Traditionally, in the absence of direct historical sources, the settlers are considered to originate mainly from Monferrato, located between southern Piedmont and northern Liguria, but also in part from the Savona hinterland, and from the Pavia and Piacenza areas south of the Po River (cf. Petracco Sicardi 1969: 356-357). This does not exclude the possibility that other areas of northwestern Italy could have been involved in these migrations.

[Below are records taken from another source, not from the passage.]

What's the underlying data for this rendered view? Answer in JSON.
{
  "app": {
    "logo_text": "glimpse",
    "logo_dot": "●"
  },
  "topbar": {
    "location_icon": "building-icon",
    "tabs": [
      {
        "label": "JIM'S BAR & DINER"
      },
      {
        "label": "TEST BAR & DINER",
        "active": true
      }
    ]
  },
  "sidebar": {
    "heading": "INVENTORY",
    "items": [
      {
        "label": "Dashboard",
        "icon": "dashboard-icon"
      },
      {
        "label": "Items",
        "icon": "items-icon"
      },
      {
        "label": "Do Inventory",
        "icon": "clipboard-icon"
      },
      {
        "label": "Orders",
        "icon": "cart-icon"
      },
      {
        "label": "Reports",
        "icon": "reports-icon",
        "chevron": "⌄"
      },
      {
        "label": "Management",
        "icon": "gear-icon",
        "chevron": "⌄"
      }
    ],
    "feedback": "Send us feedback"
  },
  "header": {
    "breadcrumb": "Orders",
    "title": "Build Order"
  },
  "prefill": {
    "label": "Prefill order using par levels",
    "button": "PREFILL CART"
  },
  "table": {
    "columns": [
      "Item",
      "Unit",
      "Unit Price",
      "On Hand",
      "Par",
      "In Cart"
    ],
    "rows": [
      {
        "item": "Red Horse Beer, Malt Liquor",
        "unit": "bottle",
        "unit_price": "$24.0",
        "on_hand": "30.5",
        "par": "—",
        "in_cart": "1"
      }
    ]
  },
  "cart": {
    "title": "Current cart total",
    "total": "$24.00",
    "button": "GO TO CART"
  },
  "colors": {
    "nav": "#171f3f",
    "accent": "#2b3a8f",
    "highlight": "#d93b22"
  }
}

Today, Gallo-Italic varieties are spoken - to various degrees - in 14 localities. Only a subset of these (hereafter, “Group A”) are characterized by “dialectal bilingualism”. In these communities, the traditional Gallo-Italic dialect remains distinct (or did so until the early 2000s) from the local variety of Sicilian (= “local Sicilian”), which is defined as a form of Sicilian which presents Gallo-Italic elements (especially at the phonetic level). In the remaining localities (hereafter, “Group B”), on the other hand, “dialectal monolingualism” is practised: speakers use a single dialectal variety, which, depending on the community, ranges from a Sicilianized form of Gallo-Italic to a Gallo-Italicized form of Sicilian. Since around the 1970s, the repertoire of all Gallo-Italic communities has also included (regional) Italian.

Mappa Gruppi

In this project, we focus on Group A, where the traditional Gallo-Italic dialect is better preserved, in order to study traces of the centuries-old interplay between assimilation to and resistance against dialects of Sicilian.

These dialects can be further subdivided into 4 groups on the basis of their shared characteristics: 1) Sanfratellano, spoken in San Fratello and in the nearby Acquedolci; 2) Novarese, spoken in the hamlets and villages scattered across the (recently divided) municipalities of Novara di Sicilia and Fondachelli-Fantina; 3) Nicosiano and Sperlinghese, two very similar dialects spoken in Nicosia and Sperlinga, respectively, where the latter is the rustic variant of the former (Sperlinghese originated during the 16th-century repopulation of Sperlinga by families from Nicosia); 4) Aidonese and Piazzese, two dialects that have much in common from a structural point of view (Aidone originally developed out of Piazza Armerina).